Here’s something more vintage and, dare I say it, more glitzy from Breitling to spice things up. Yes, that’s right; this polished number is a more glossy proposition than the other pieces on this list, but it is rich in heritage. Just as we see on the classic Breguet Type XX and its brothers, there is no rule that steel bezels need matte brushwork. Sure, it saves the odd scratch, but there is also a long tradition for aviation chronographs with a dressier look. The AVI Ref. 765 1953 Re-Edition is a rebirth of a vintage-cool flyboy chronograph in the best possible sense. Yes, I like my fauxtina, and the warm beige coloring of the Arabic numerals is the perfect counterpoint to a matte black dial. The 12-hour bezel allows for a second timezone, and the finishing is sublime. So if you want a strong monochrome vintage vibe with heritage to boot, you can pick this up for €8,050.

Rolex Explorer II 226570

Rolex Explorer II ref. 226570

This is (fanfare, please!) an actual quasi-available model in the Rolex sports lineup. Yes, you can still find occasionally find the Explorer II at your local AD, especially the black-dial version. The pure-as-driven-snow white dial is a great backdrop to the pop of color in the GMT hand, but is it too big for 2022? I won’t lie, I feel that way, and I would love the 42mm case to shrink to less than 40, but I still enjoy the design.
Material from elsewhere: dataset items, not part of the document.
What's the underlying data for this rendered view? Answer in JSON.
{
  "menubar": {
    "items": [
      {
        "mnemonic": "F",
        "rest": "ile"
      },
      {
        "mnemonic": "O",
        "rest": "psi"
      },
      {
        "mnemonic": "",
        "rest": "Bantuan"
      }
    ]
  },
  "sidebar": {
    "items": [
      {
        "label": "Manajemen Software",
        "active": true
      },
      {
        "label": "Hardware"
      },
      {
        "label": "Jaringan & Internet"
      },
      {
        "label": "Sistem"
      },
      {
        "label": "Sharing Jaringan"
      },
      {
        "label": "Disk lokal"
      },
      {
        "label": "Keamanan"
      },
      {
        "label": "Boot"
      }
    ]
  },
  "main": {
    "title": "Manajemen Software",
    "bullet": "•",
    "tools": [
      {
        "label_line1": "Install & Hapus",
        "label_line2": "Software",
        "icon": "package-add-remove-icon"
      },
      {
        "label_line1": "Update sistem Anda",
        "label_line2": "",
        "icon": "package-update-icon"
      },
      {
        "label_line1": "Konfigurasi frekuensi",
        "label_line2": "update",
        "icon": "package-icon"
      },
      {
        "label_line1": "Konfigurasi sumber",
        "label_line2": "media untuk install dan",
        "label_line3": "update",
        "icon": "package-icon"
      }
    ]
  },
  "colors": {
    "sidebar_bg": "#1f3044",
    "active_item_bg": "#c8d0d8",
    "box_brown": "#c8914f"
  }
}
For those with more time for the gym, 42mm is a perfect size, and if you’re coming down from, say, a 46mm Breitling, it’s positively dressy. Last year’s changes brought us slimmer lugs, the in-house caliber 3285 with a 70-hour reserve, and a tweaked bracelet and clasp. After all, this is Rolex, and the word is “evolution.” The Explorer II still looks as crisp as ever with black details crystal clear against the arctic-white backdrop. With a smidgen of luck, you can find it for €9,450 at retail.